仲間達によって海へ旅立ち、海と一つになりました。
波に魅せられた生涯
2021年、レジェンドサーファーだった伊東富士夫氏は73歳の生涯に幕を閉じました。くげぬまEASYというサーフチームを立ち上げ、約45年もの間、湘南の海を愛し、多くのサーファー達にローカリズムを広めてきました。彼は生涯をサーフィンに捧げ、その素晴らしさ、海を守ることの大切さを伝えてきました。
友人が創りあげるセレモニー
葬儀は親しい友人が中心となり執り行われました。コロナ禍でも大勢の仲間が彼の旅立ちを見送れるように5時間をかけて行われ、サーフィン仲間ら600名を超える参列者が集まりました。
ボブ・マーリーの音楽が流れる会場。天井まで届く大きな波のパネルの前には彼が愛した思い出の数々が飾られ、笑顔と涙で彼を偲ぶことができました。
祭壇は彼の名前にちなんだ「富士山」と彼が愛した雄大な海の「波」をイメージして、愛用品のサーフボードやウェットスーツも飾られました。青い空に包まれた祭壇は鵠沼の海そのものでした。
パドルアウトセレモニー
彼への感謝と敬意をこめて、彼が生前愛した鵠沼の海で散骨が行われることになりました。散骨の際には多くの仲間が集まり、彼を見送りました。
サーファーだけでなく、彼を慕った多くの人々が陸からも彼の死を追悼しました。サーフ仲間たちがボードで沖にでると、海上で手をつなぎ、大きな大きな一つの輪となりました。そして信頼する友人の手によって海に散骨され、彼は海に還っていきました。
大切な友人を自分達で見送るという経験は、きっと永遠に心の中に残り、彼の魂は受け継がれていくことでしょう。

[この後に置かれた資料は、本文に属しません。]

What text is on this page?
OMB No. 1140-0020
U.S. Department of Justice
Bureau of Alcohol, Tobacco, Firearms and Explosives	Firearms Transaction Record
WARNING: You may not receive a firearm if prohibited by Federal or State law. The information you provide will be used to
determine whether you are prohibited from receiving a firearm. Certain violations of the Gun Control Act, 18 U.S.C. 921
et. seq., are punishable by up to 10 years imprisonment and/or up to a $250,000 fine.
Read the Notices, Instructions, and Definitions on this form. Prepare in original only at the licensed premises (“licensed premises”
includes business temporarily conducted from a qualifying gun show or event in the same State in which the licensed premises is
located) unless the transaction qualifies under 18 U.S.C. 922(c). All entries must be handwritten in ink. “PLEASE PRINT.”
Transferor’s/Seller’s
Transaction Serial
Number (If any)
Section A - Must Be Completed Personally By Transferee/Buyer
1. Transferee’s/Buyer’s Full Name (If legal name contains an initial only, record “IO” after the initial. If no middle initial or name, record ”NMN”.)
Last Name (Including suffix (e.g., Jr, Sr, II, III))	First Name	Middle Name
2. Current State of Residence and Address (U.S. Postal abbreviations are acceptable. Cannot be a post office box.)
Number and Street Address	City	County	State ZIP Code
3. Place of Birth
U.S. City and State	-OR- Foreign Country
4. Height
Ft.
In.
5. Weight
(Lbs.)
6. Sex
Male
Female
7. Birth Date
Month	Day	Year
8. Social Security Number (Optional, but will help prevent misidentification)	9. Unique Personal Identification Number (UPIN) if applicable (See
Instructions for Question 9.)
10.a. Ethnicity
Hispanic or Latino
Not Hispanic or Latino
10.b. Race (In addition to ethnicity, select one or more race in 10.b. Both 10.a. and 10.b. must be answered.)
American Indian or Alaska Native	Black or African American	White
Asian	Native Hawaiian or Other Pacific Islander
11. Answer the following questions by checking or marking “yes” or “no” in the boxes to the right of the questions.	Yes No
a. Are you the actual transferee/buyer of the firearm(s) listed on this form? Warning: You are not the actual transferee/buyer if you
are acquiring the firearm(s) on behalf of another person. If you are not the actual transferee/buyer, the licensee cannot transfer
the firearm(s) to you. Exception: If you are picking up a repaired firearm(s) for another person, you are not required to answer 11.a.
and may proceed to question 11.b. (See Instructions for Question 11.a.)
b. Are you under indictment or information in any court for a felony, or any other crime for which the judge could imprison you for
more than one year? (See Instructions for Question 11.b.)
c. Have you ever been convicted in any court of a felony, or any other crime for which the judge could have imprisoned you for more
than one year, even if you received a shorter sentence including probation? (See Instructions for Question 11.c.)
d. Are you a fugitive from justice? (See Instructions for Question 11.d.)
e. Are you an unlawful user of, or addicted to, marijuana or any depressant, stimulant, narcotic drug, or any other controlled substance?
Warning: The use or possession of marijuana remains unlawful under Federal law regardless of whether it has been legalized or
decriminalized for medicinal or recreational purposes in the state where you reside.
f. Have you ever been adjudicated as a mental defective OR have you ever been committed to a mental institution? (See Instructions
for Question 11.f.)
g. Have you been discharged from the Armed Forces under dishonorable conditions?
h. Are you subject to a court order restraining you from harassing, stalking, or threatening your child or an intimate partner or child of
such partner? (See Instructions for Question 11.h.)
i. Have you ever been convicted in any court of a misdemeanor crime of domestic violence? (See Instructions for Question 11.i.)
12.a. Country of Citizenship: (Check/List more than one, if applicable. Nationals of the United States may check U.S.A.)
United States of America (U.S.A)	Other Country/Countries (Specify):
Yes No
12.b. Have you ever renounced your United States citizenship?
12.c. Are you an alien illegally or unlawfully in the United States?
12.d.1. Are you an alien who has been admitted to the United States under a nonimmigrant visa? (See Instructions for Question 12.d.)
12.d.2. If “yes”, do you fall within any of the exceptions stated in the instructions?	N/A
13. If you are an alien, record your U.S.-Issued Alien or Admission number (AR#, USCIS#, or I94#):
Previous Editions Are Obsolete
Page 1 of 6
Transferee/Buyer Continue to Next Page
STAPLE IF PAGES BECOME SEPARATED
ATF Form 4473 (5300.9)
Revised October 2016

【担当者からの一言/森井さん】友人が主導で三密を避けながら華やかなお葬式でした。友人の皆様から故人へたくさんの感謝の気持ちがこもったスライドショーと思い出コーナーは、人柄やこれまでの生き様が分かる内容でした。ご家族も「故人の知らなかった一面を知ることができて本当にうれしい」と感謝の言葉を述べていました。“コロナ過だから葬儀は家族だけ”ではなく、“コロナ過でもどうしたら人が集まれる葬儀”をできるかを考えていかなければと実感いたしました。
【取材後記】故人が自らの「死」を持って、残された方々に生きていく上で一番大切な事を教えてくださると担当の森井さんから伺いました。たくさんの仲間やご家族と多くの思い出を共有する時間が最期につくれたことで、故人の想いを引き継ぎ、生きることの大切さを実感できるお式になったと思いました。